Только дед Макар ничего не слышал и не видел. Он заснул в кабине по дороге сюда и продолжал спать.
– Улица Сказочная...– произнес про себя Шохов, загипнотизированный необычным видом. Настолько необычным, невозможным, что показалось Григорию Афанасьевичу все это голубым весенним миражом, привидевшимся с высоты Вальчика.
Времянки стояли несколько неровным, но внушительным рядом, и дымок у многих из труб вился, а около иных еще суетились люди, что-то там делая, подкапывая, устанавливая, ровняя.
– Вот и городок,– произнес Шохов со странно бледной улыбкой.
– Ну да, Вор-городок! – подхватил, не разобравши слов, Вася.– Как воры пришли!
Шохов ничего на это не ответил. Все молча смотрели вниз, не решаясь идти дальше.

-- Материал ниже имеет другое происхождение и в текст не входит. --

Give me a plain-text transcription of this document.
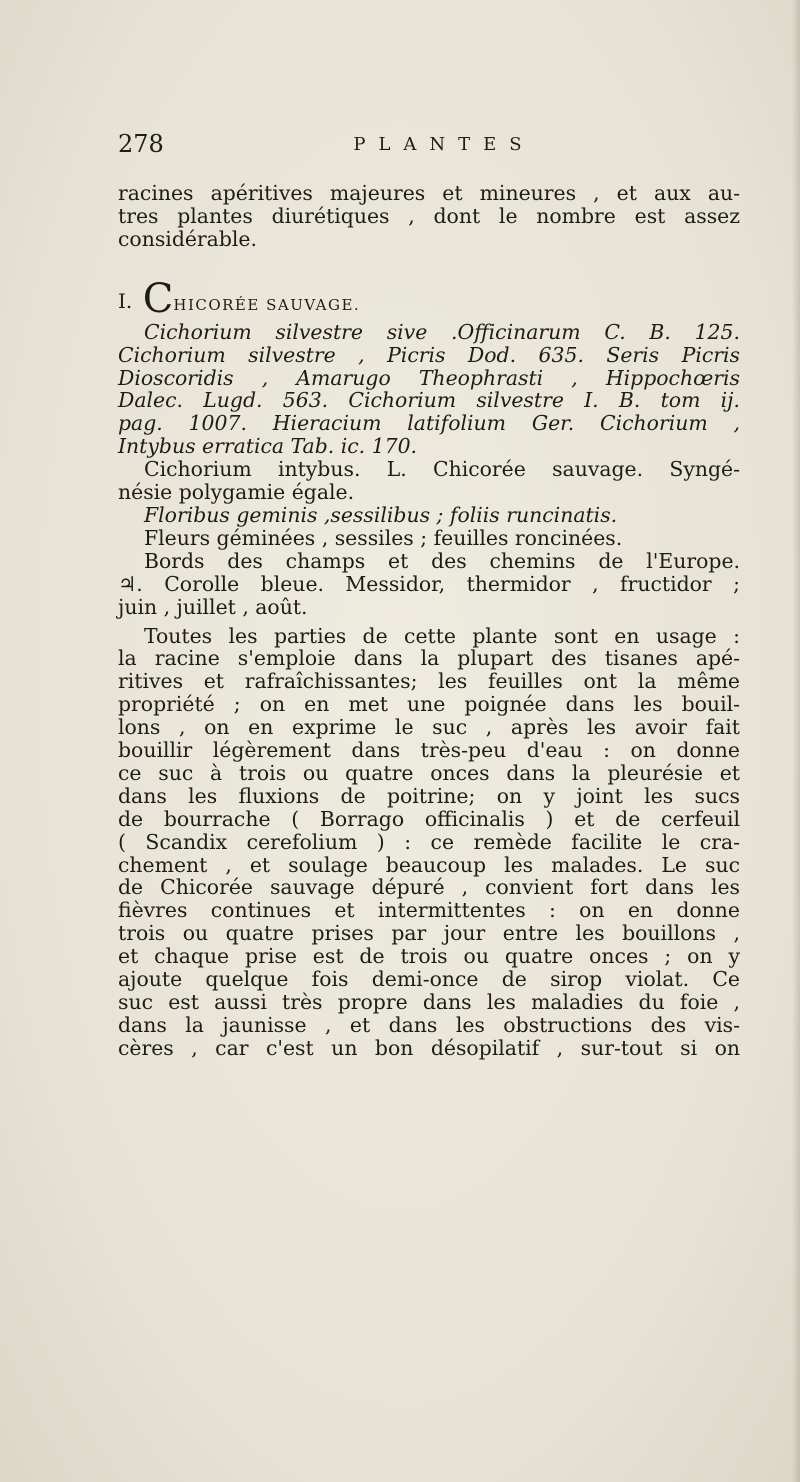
278	PLANTES
racines apéritives majeures et mineures , et aux au-
tres plantes diurétiques , dont le nombre est assez
considérable.
I. CHICORÉE SAUVAGE.
Cichorium silvestre sive .Officinarum C. B. 125.
Cichorium silvestre , Picris Dod. 635. Seris Picris
Dioscoridis , Amarugo Theophrasti , Hippochœris
Dalec. Lugd. 563. Cichorium silvestre I. B. tom ij.
pag. 1007. Hieracium latifolium Ger. Cichorium ,
Intybus erratica Tab. ic. 170.
Cichorium intybus. L. Chicorée sauvage. Syngé-
nésie polygamie égale.
Floribus geminis ,sessilibus ; foliis runcinatis.
Fleurs géminées , sessiles ; feuilles roncinées.
Bords des champs et des chemins de l'Europe.
♃. Corolle bleue. Messidor, thermidor , fructidor ;
juin , juillet , août.
Toutes les parties de cette plante sont en usage :
la racine s'emploie dans la plupart des tisanes apé-
ritives et rafraîchissantes; les feuilles ont la même
propriété ; on en met une poignée dans les bouil-
lons , on en exprime le suc , après les avoir fait
bouillir légèrement dans très-peu d'eau : on donne
ce suc à trois ou quatre onces dans la pleurésie et
dans les fluxions de poitrine; on y joint les sucs
de bourrache ( Borrago officinalis ) et de cerfeuil
( Scandix cerefolium ) : ce remède facilite le cra-
chement , et soulage beaucoup les malades. Le suc
de Chicorée sauvage dépuré , convient fort dans les
fièvres continues et intermittentes : on en donne
trois ou quatre prises par jour entre les bouillons ,
et chaque prise est de trois ou quatre onces ; on y
ajoute quelque fois demi-once de sirop violat. Ce
suc est aussi très propre dans les maladies du foie ,
dans la jaunisse , et dans les obstructions des vis-
cères , car c'est un bon désopilatif , sur-tout si on
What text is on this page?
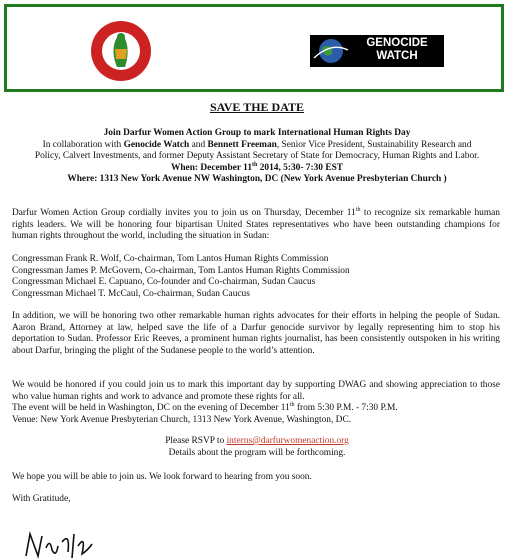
GENOCIDE
WATCH
SAVE THE DATE
Join Darfur Women Action Group to mark International Human Rights Day
In collaboration with Genocide Watch and Bennett Freeman, Senior Vice President, Sustainability Research and
Policy, Calvert Investments, and former Deputy Assistant Secretary of State for Democracy, Human Rights and Labor.
When: December 11th 2014, 5:30- 7:30 EST
Where: 1313 New York Avenue NW Washington, DC (New York Avenue Presbyterian Church )
Darfur Women Action Group cordially invites you to join us on Thursday, December 11th to recognize six remarkable human rights leaders. We will be honoring four bipartisan United States representatives who have been outstanding champions for human rights throughout the world, including the situation in Sudan:
Congressman Frank R. Wolf, Co-chairman, Tom Lantos Human Rights Commission
Congressman James P. McGovern, Co-chairman, Tom Lantos Human Rights Commission
Congressman Michael E. Capuano, Co-founder and Co-chairman, Sudan Caucus
Congressman Michael T. McCaul, Co-chairman, Sudan Caucus
In addition, we will be honoring two other remarkable human rights advocates for their efforts in helping the people of Sudan. Aaron Brand, Attorney at law, helped save the life of a Darfur genocide survivor by legally representing him to stop his deportation to Sudan. Professor Eric Reeves, a prominent human rights journalist, has been consistently outspoken in his writing about Darfur, bringing the plight of the Sudanese people to the world’s attention.
We would be honored if you could join us to mark this important day by supporting DWAG and showing appreciation to those who value human rights and work to advance and promote these rights for all.
The event will be held in Washington, DC on the evening of December 11th from 5:30 P.M. - 7:30 P.M.
Venue: New York Avenue Presbyterian Church, 1313 New York Avenue, Washington, DC.
Please RSVP to interns@darfurwomenaction.org
Details about the program will be forthcoming.
We hope you will be able to join us. We look forward to hearing from you soon.
With Gratitude,
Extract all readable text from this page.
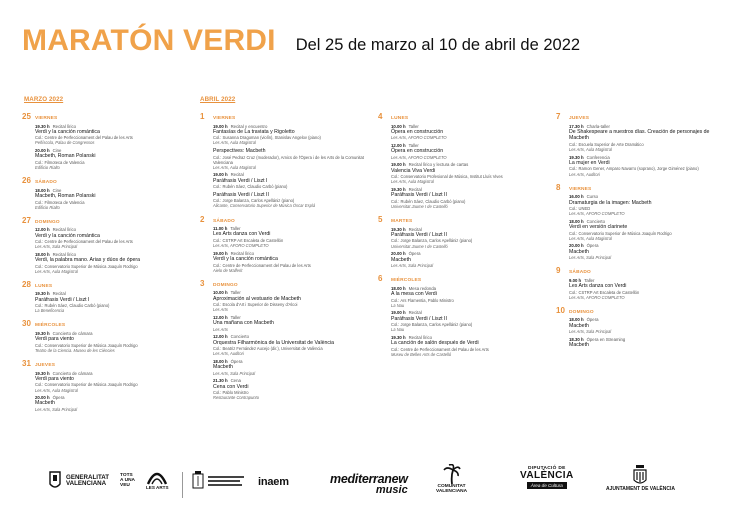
MARATÓN VERDI Del 25 de marzo al 10 de abril de 2022
MARZO 2022	ABRIL 2022
25 VIERNES
19.30 h Recital lírico
Verdi y la canción romántica
Col.: Centre de Perfeccionament del Palau de les Arts
Peñíscola, Palau de Congressos
20.00 h Cine
Macbeth, Roman Polanski
Col.: Filmoteca de Valencia
Edificio Rialto
26 SÁBADO
18.00 h Cine
Macbeth, Roman Polanski
Col.: Filmoteca de Valencia
Edificio Rialto
27 DOMINGO
12.00 h Recital lírico
Verdi y la canción romántica
Col.: Centre de Perfeccionament del Palau de les Arts
Les Arts, Sala Principal
18.00 h Recital lírico
Verdi, la palabra mano. Arias y dúos de ópera
Col.: Conservatorio Superior de Música Joaquín Rodrigo
Les Arts, Aula Magistral
28 LUNES
19.30 h Recital
Paráfrasis Verdi / Liszt I
Col.: Rubén Sáez, Claudio Carbó (piano)
La Beneficencia
30 MIÉRCOLES
19.30 h Concierto de cámara
Verdi para viento
Col.: Conservatorio Superior de Música Joaquín Rodrigo
Teatro de la Ciencia. Museu de les Ciències
31 JUEVES
19.30 h Concierto de cámara
Verdi para viento
Col.: Conservatorio Superior de Música Joaquín Rodrigo
Les Arts, Aula Magistral
20.00 h Ópera
Macbeth
Les Arts, Sala Principal
1	VIERNES
19.00 h Recital y encuentro
Fantasías de La traviata y Rigoletto
Col.: Susanna Dragoman (violín), Stanislav Angelov (piano)
Les Arts, Aula Magistral
Perspectives: Macbeth
Col.: José Pedraz Cruz (moderador), Amics de l'Òpera i de les Arts de la Comunitat Valenciana
Les Arts, Aula Magistral
19.00 h Recital
Paráfrasis Verdi / Liszt I
Col.: Rubén Sáez, Claudio Carbó (piano)
Paráfrasis Verdi / Liszt II
Col.: Jorge Balanza, Carlos Apellániz (piano)
Alicante, Conservatorio Superior de Música Óscar Esplá
2	SÁBADO
11.00 h Taller
Les Arts danza con Verdi
Col.: CSTRP Art Escaleta de Castellón
Les Arts, AFORO COMPLETO
19.00 h Recital lírico
Verdi y la canción romántica
Col.: Centre de Perfeccionament del Palau de les Arts
Aielo de Malferit
3	DOMINGO
10.00 h Taller
Aproximación al vestuario de Macbeth
Col.: Escola d'Art i Superior de Disseny d'Alcoi
Les Arts
12.00 h Taller
Una mañana con Macbeth
Les Arts
12.00 h Concierto
Orquestra Filharmònica de la Universitat de València
Col.: Beatriz Fernández Aucejo (dir.), Universitat de València
Les Arts, Auditori
18.00 h Ópera
Macbeth
Les Arts, Sala Principal
21.30 h Cena
Cena con Verdi
Col.: Pablo Ministro
Restaurante Contrapunto
4	LUNES
10.00 h Taller
Ópera en construcción
Les Arts, AFORO COMPLETO
12.00 h Taller
Ópera en construcción
Les Arts, AFORO COMPLETO
19.00 h Recital lírico y lectura de cartas
Valencia Viva Verdi
Col.: Conservatorio Profesional de Música, Institut Lluís Vives
Les Arts, Aula Magistral
19.30 h Recital
Paráfrasis Verdi / Liszt II
Col.: Rubén Sáez, Claudio Carbó (piano)
Universitat Jaume I de Castelló
5	MARTES
19.30 h Recital
Paráfrasis Verdi / Liszt II
Col.: Jorge Balanza, Carlos Apellániz (piano)
Universitat Jaume I de Castelló
20.00 h Ópera
Macbeth
Les Arts, Sala Principal
6	MIÉRCOLES
18.00 h Mesa redonda
A la mesa con Verdi
Col.: Ars Flamentia, Pablo Ministro
La Nau
19.00 h Recital
Paráfrasis Verdi / Liszt II
Col.: Jorge Balanza, Carlos Apellániz (piano)
La Nau
19.30 h Recital lírico
La canción de salón después de Verdi
Col.: Centre de Perfeccionament del Palau de les Arts
Museu de Belles Arts de Castelló
7	JUEVES
17.30 h Charla-taller
De Shakespeare a nuestros días. Creación de personajes de Macbeth
Col.: Escuela Superior de Arte Dramático
Les Arts, Aula Magistral
19.30 h Conferencia
La mujer en Verdi
Col.: Ramon Gener, Amparo Navarro (soprano), Jorge Giménez (piano)
Les Arts, Auditori
8	VIERNES
16.00 h Curso
Dramaturgia de la imagen: Macbeth
Col.: UNED
Les Arts, AFORO COMPLETO
18.00 h Concierto
Verdi en versión clarinete
Col.: Conservatorio Superior de Música Joaquín Rodrigo
Les Arts, Aula Magistral
20.00 h Ópera
Macbeth
Les Arts, Sala Principal
9	SÁBADO
9.00 h Taller
Les Arts danza con Verdi
Col.: CSTRP Art Escaleta de Castellón
Les Arts, AFORO COMPLETO
10 DOMINGO
18.00 h Ópera
Macbeth
Les Arts, Sala Principal
18.30 h Ópera en Streaming
Macbeth
GENERALITAT
VALENCIANA
TOTS
A UNA
VEU	LES ARTS	inaem	mediterranew
music	COMUNITAT
VALENCIANA
DIPUTACIÓ DE
VALÈNCIA
Àrea de Cultura
AJUNTAMENT DE VALÈNCIA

Вдруг с высоты, из кабины трактора раздался голос деда Макара. Он тоже проснулся из-за громких криков Самохина и понял, в чем дело.
Высовываясь в дверцу и указывая в сторону времянок, кричал, похохатывая, странным пьяным тенорком:
– Половцы! Печенеги!!! «И половцы непроложенными дорогами побежали к Дону великому! Кричат телеги в полуночи, словно лебеди распущенные... О русская земля! Ты уже за холмом!»
– Заткнись, дед! – рявкнул Самохин.
Но дед Макар и не думал униматься. Он все указывал на времянки, что-то декламировал, да еще орал Самохин, да Петруха приплясывал от избытка чувств, и все это Шохову казалось каким-то диким невообразимым кошмарным сном, который не мог продолжаться долго. Но тем не менее продолжался.